Éditorial
Réalité augmentée
Le monde est la somme de ses fausses révolutions. Sa révolution consumériste est hebdomadaire, sa révolution astronomique est annuelle… Alors nous revenons gentiment au point d’où nous étions partis. Aujourd’hui, la révolution quinquennale est en passe de nous livrer le beaujolais nouveau du conte national. Là encore, il sera question de savoir par quel chemin nous retournerons à notre point de départ.
Fascinantes élections ! Qui devront accoucher du nouveau chef d’une bande de cons. Et fascinant spectacle médiatico-politique, de par l’ambivalence qu’il suscite en nous. Ce mélange de grave curiosité et d’emmerdement profond ; cette attention mêlée de désamour ; ce désintérêt captivant. Avoir conscience de la duperie sans tout à fait s’en détourner. Voilà une expérience troublante.
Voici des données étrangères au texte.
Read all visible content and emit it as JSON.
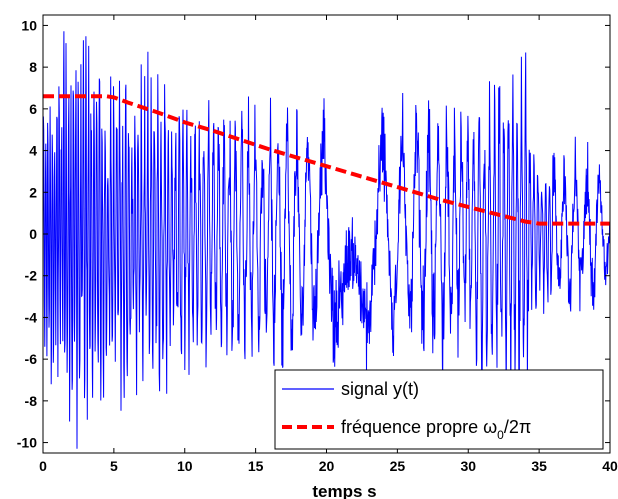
{
  "chart_data": {
    "type": "line",
    "xlabel": "temps s",
    "ylabel": "",
    "title": "",
    "xlim": [
      0,
      40
    ],
    "ylim": [
      -10.5,
      10.5
    ],
    "xticks": [
      0,
      5,
      10,
      15,
      20,
      25,
      30,
      35,
      40
    ],
    "yticks": [
      -10,
      -8,
      -6,
      -4,
      -2,
      0,
      2,
      4,
      6,
      8,
      10
    ],
    "grid": false,
    "legend_position": "bottom-right",
    "series": [
      {
        "name": "signal y(t)",
        "style": "solid",
        "color": "#0000ff",
        "description_points_approx": {
          "x": [
            0,
            2,
            4,
            6,
            8,
            10,
            12,
            14,
            16,
            18,
            20,
            22,
            24,
            26,
            28,
            30,
            32,
            34,
            35,
            36,
            37,
            38,
            39,
            40
          ],
          "y_envelope": [
            6,
            10,
            8,
            7.5,
            7,
            6.5,
            6.5,
            6.2,
            6,
            6,
            6,
            6,
            6,
            6,
            6,
            6,
            7.5,
            7.5,
            3,
            4,
            4,
            4,
            4,
            2
          ]
        }
      },
      {
        "name": "fréquence propre ω0/2π",
        "legend_main": "fréquence propre ω",
        "legend_sub": "0",
        "legend_tail": "/2π",
        "style": "dashed",
        "color": "#ff0000",
        "x": [
          0,
          4.5,
          5,
          6,
          8,
          10,
          12,
          14,
          16,
          18,
          20,
          22,
          24,
          26,
          28,
          30,
          32,
          34,
          35,
          36,
          38,
          40
        ],
        "y": [
          6.6,
          6.6,
          6.55,
          6.3,
          5.85,
          5.35,
          4.95,
          4.5,
          4.05,
          3.65,
          3.25,
          2.85,
          2.45,
          2.05,
          1.65,
          1.3,
          0.95,
          0.6,
          0.5,
          0.5,
          0.5,
          0.5
        ]
      }
    ]
  }
}
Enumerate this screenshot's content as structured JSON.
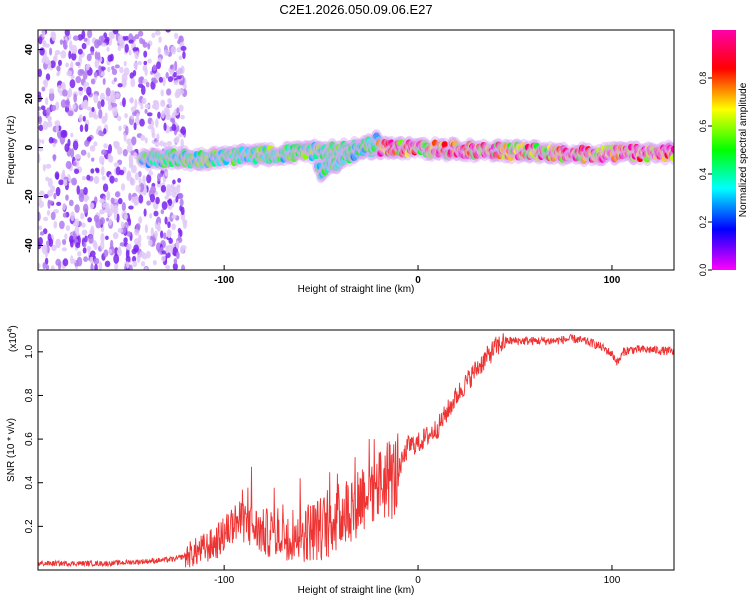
{
  "title": "C2E1.2026.050.09.06.E27",
  "chart_data": [
    {
      "type": "heatmap",
      "title": "C2E1.2026.050.09.06.E27",
      "xlabel": "Height of straight line (km)",
      "ylabel": "Frequency (Hz)",
      "xlim": [
        -196,
        132
      ],
      "ylim": [
        -50,
        48
      ],
      "xticks": [
        -100,
        0,
        100
      ],
      "xtick_labels": [
        "-100",
        "0",
        "100"
      ],
      "yticks": [
        -40,
        -20,
        0,
        20,
        40
      ],
      "ytick_labels": [
        "-40",
        "-20",
        "0",
        "20",
        "40"
      ],
      "colorbar": {
        "label": "Normalized spectral amplitude",
        "range": [
          0,
          1
        ],
        "ticks": [
          0,
          0.2,
          0.4,
          0.6,
          0.8
        ],
        "tick_labels": [
          "0.0",
          "0.2",
          "0.4",
          "0.6",
          "0.8"
        ],
        "colors": [
          "#ff00ff",
          "#0000ff",
          "#00ffff",
          "#00ff00",
          "#ffff00",
          "#ff0000",
          "#ff00aa"
        ]
      },
      "features": [
        {
          "name": "noise",
          "x_range": [
            -196,
            -120
          ],
          "freq_range": [
            -50,
            48
          ],
          "amplitude": 0.15
        },
        {
          "name": "signal",
          "x_range": [
            -143,
            -120
          ],
          "freq_center": [
            -5,
            -4
          ],
          "amplitude": 0.45
        },
        {
          "name": "signal",
          "x_range": [
            -120,
            -20
          ],
          "freq_center": [
            -5,
            0
          ],
          "amplitude": 0.5
        },
        {
          "name": "signal_branch",
          "x_range": [
            -52,
            -20
          ],
          "freq_center": [
            -10,
            3
          ],
          "amplitude": 0.45
        },
        {
          "name": "signal",
          "x_range": [
            -20,
            70
          ],
          "freq_center": [
            0,
            -2
          ],
          "amplitude": 0.85
        },
        {
          "name": "signal",
          "x_range": [
            70,
            132
          ],
          "freq_center": [
            -3,
            -2
          ],
          "amplitude": 0.9
        }
      ]
    },
    {
      "type": "line",
      "xlabel": "Height of straight line (km)",
      "ylabel": "SNR (10 * v/v)",
      "multiplier_label": "(x10",
      "multiplier_exponent": "4",
      "multiplier_close": ")",
      "xlim": [
        -196,
        132
      ],
      "ylim": [
        0,
        1.1
      ],
      "xticks": [
        -100,
        0,
        100
      ],
      "xtick_labels": [
        "-100",
        "0",
        "100"
      ],
      "yticks": [
        0.2,
        0.4,
        0.6,
        0.8,
        1.0
      ],
      "ytick_labels": [
        "0.2",
        "0.4",
        "0.6",
        "0.8",
        "1.0"
      ],
      "color": "#ee3333",
      "series": [
        {
          "name": "SNR",
          "x": [
            -196,
            -180,
            -160,
            -140,
            -125,
            -115,
            -105,
            -100,
            -95,
            -90,
            -80,
            -70,
            -60,
            -50,
            -40,
            -30,
            -25,
            -20,
            -15,
            -12,
            -8,
            -5,
            0,
            10,
            20,
            30,
            40,
            45,
            50,
            60,
            70,
            80,
            90,
            95,
            100,
            103,
            106,
            110,
            120,
            132
          ],
          "values": [
            0.03,
            0.03,
            0.03,
            0.04,
            0.05,
            0.08,
            0.12,
            0.16,
            0.22,
            0.22,
            0.17,
            0.17,
            0.17,
            0.19,
            0.25,
            0.33,
            0.38,
            0.4,
            0.42,
            0.42,
            0.5,
            0.57,
            0.58,
            0.65,
            0.8,
            0.92,
            1.02,
            1.05,
            1.05,
            1.05,
            1.05,
            1.06,
            1.04,
            1.02,
            0.99,
            0.95,
            1.0,
            1.01,
            1.01,
            1.0
          ]
        }
      ]
    }
  ]
}
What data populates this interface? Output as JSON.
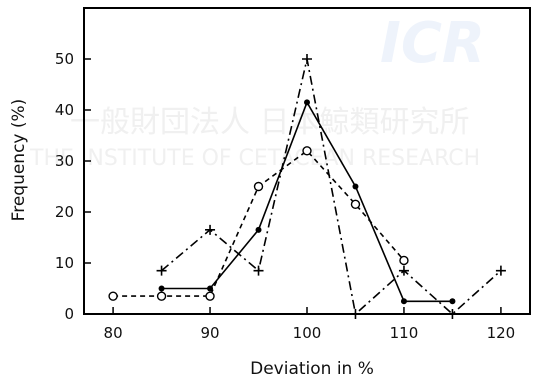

C’est qu’il s’agit d’une histoire. Non pas d’une histoire réelle – autobiographie de nous –, mais d’une histoire collective, aussi surréaliste qu’abrutissante. Tous les cinq ans, des millions de regards se tournent vers le rédacteur en chef de l’histoire de France : curieux et passifs, prêts à endosser une illusion toute neuve, des violences inédites, un registre original de l’absurde. Prêts à se démerder du nouveau story-telling de leur réalité. Avec une certitude : que son auteur ne connaît pas ce qu’il s’apprête à commenter.
Une histoire donc, une réalité augmentée. Un de ces phénomènes hallucinogènes, qui font voir un Pokémon sous la tour Eiffel ou un président dans chaque salon. Et ces élections sont la politesse démocratique de cette histoire, son fait rassurant, sa garantie de copie-conforme – où le peuple redécouvre ce qui va se dire sur lui, et assimile le dernier chapitre de ce qu’on lui raconte. Rien d’inoffensif malheureusement. Et les mensonges intériorisés deviennent des illusions opérantes.
Il ne suffit donc pas de balayer la chose sous prétexte de son absurdité. Car c’est l’absurdité même, convertie en message, qui fait le « jeu politique » et lui donne un corps. Et faire contrepoids, c’est parler aussi. C’est donner un mot contre un autre. C’est tricoter un imaginaire modeste, contre un concept prêt-à-l’emploi. Mettre au premier plan les bruits de fond. Glisser une idée paradoxale entre deux moments de la grande vérité républicaine. Chercher les mots qui ne remplacent pas la réalité. En clair : ne pas chercher à augmenter le réel, mais à le restituer.